This year Festival Kidz were lucky enough to attend the first day of Children in Need’s CarFest South. We had an amazing time, despite the weather. There was just so much to enjoy. We’d definitely love to go back for longer.
Arrival at CarFest
CarFest South is just a few miles off the A34 and is extremely well signed from quite a distance. As we approached there were different entrances according to which campsite was needed or for day parking, and another for accessible which was accessed through the town. There were plenty of very knowledgeable stewards at every point, all very welcoming and happy to direct.
CarFest is brilliant for young families. We had such a fun filled afternoon, and there was still loads that we didn’t even get to.

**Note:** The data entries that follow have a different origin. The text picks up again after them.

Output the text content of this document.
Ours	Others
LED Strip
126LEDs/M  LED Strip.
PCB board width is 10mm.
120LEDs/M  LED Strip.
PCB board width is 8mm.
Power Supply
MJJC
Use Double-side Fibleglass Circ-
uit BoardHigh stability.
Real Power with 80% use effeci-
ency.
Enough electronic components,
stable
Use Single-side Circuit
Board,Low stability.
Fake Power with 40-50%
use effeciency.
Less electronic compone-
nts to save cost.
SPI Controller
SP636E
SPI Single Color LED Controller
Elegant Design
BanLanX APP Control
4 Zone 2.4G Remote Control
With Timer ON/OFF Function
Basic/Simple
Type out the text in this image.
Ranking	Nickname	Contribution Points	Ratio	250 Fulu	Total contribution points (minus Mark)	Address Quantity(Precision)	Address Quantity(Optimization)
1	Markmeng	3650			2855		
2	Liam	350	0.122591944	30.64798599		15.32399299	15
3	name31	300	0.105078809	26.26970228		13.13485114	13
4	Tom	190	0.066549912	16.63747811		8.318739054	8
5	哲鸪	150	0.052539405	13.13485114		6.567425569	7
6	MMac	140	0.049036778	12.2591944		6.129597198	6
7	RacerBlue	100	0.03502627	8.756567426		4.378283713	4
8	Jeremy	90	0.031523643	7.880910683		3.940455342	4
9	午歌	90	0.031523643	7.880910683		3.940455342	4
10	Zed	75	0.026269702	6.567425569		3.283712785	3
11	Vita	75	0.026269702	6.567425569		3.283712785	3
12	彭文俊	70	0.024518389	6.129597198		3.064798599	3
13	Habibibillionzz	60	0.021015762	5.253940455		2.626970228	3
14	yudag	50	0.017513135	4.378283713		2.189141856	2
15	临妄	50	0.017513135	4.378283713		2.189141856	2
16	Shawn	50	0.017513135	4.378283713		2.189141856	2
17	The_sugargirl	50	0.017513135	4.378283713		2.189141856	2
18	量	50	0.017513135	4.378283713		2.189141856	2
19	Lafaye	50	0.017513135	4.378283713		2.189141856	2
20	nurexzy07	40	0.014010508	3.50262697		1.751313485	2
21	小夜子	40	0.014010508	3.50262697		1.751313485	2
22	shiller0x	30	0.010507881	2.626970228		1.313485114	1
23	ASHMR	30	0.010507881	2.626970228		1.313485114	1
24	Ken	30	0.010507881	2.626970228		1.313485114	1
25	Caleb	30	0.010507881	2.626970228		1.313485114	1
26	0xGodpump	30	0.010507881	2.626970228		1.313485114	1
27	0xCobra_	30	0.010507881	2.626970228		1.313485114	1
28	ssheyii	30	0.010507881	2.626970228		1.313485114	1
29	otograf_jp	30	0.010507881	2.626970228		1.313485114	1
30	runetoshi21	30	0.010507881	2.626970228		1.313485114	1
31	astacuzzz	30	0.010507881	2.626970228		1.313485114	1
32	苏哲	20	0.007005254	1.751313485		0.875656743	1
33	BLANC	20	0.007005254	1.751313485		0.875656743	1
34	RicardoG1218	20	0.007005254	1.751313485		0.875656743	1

As we went up the hill from the gate, the first thing we saw was the World’s Biggest Bouncy Castle. This is always a big hit. We managed to get on almost straight away. They were offering ten minute session (plenty!) for just £2, and I was allowed on with no charge as a carer to my disabled son. The session wasn’t too busy and we bounced until I could bounce no more (of course my son could have gone on much longer, but the final whistle was a relief to me!) They split the queue so that smaller children could bounce safely in their own session.
We loved the Farm Olympics, which were all free. My son beat me at a game of carrot darts. I got my own back in the potato and spoon race, although my son was much more cautious with his potato and managed to not drop it once. I just went for it, trying to beat the CarFest record and get my name on the blackboard, but I didn’t even come close. The haystack hurdles were also a huge hit.

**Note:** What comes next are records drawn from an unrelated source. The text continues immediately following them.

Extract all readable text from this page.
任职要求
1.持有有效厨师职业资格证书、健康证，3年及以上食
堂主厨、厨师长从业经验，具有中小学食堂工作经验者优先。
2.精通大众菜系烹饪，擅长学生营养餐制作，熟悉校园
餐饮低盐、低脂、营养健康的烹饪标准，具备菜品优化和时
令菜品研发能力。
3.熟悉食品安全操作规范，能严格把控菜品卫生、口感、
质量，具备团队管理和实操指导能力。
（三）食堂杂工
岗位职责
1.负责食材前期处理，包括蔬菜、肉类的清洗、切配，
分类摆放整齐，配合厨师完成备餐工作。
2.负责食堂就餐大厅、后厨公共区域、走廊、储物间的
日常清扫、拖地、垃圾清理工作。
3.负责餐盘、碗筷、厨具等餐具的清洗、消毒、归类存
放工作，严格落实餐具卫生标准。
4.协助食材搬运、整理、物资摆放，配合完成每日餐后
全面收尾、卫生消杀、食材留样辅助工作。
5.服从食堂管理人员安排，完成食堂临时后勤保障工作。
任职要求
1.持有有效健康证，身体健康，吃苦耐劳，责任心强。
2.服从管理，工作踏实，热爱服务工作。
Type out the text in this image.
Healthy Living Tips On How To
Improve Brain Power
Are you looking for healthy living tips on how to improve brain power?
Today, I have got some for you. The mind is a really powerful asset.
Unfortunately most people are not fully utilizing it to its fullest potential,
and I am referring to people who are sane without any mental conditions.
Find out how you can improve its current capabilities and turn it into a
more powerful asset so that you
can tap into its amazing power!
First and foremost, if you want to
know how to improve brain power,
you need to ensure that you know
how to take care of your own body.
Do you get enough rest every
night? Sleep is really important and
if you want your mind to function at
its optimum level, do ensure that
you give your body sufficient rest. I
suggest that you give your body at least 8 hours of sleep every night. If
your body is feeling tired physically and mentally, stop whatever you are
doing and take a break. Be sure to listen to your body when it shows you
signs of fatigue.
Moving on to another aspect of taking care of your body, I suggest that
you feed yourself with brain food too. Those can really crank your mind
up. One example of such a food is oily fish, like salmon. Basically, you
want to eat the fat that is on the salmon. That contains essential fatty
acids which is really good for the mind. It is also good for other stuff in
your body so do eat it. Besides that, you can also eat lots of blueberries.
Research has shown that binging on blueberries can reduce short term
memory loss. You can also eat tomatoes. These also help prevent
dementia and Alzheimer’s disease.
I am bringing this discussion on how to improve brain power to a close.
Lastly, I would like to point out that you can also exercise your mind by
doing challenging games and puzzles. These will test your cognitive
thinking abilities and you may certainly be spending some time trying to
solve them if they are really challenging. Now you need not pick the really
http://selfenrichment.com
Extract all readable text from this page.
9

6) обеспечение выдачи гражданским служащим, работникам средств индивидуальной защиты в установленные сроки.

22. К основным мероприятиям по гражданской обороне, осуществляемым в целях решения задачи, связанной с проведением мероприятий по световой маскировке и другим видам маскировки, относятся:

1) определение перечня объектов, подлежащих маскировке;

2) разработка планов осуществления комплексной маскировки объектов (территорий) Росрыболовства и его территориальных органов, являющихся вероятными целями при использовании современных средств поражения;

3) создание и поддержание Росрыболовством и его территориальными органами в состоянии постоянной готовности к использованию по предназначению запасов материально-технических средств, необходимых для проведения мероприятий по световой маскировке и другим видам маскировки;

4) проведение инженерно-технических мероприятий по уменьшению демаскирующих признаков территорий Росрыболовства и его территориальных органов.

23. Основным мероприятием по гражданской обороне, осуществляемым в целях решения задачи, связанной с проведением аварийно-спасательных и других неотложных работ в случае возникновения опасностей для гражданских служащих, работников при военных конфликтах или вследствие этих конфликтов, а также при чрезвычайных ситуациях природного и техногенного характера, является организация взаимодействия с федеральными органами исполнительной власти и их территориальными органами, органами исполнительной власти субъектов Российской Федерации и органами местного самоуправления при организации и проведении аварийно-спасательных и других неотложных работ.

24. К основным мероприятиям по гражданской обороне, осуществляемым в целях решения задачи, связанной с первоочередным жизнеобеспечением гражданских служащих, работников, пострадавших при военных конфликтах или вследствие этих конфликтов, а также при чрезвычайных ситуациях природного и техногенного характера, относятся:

On our way through the festival, we happened upon a big skiffle set put on by Grundon Event Waste Management. It was wonderful – full of paint pots to bang and pipes to hit. We spent ages there until the rain started when we went to hide in the boot of a Mercedes van!
They had complete drum kits, and sticks to bash their wheelie bins with. Children were given free miniature wheelie bins, which work well as pencil holders. They also gave us quiz sheets, which involved finding all their dressed up bins around the festival which held the answers to a number of questions. This was all free!
We spent a while looking at cars in various displays, and watch some of the doughnut spins on the track, which were pretty exhilarating. This got a bit noisy for my son (who has sensitive ears) even with ear defenders, so we carried on exploring. We found the football tent, and he played with a few other children until for about half an hour until the next (fully booked) session started. After that, we went off to explore some more.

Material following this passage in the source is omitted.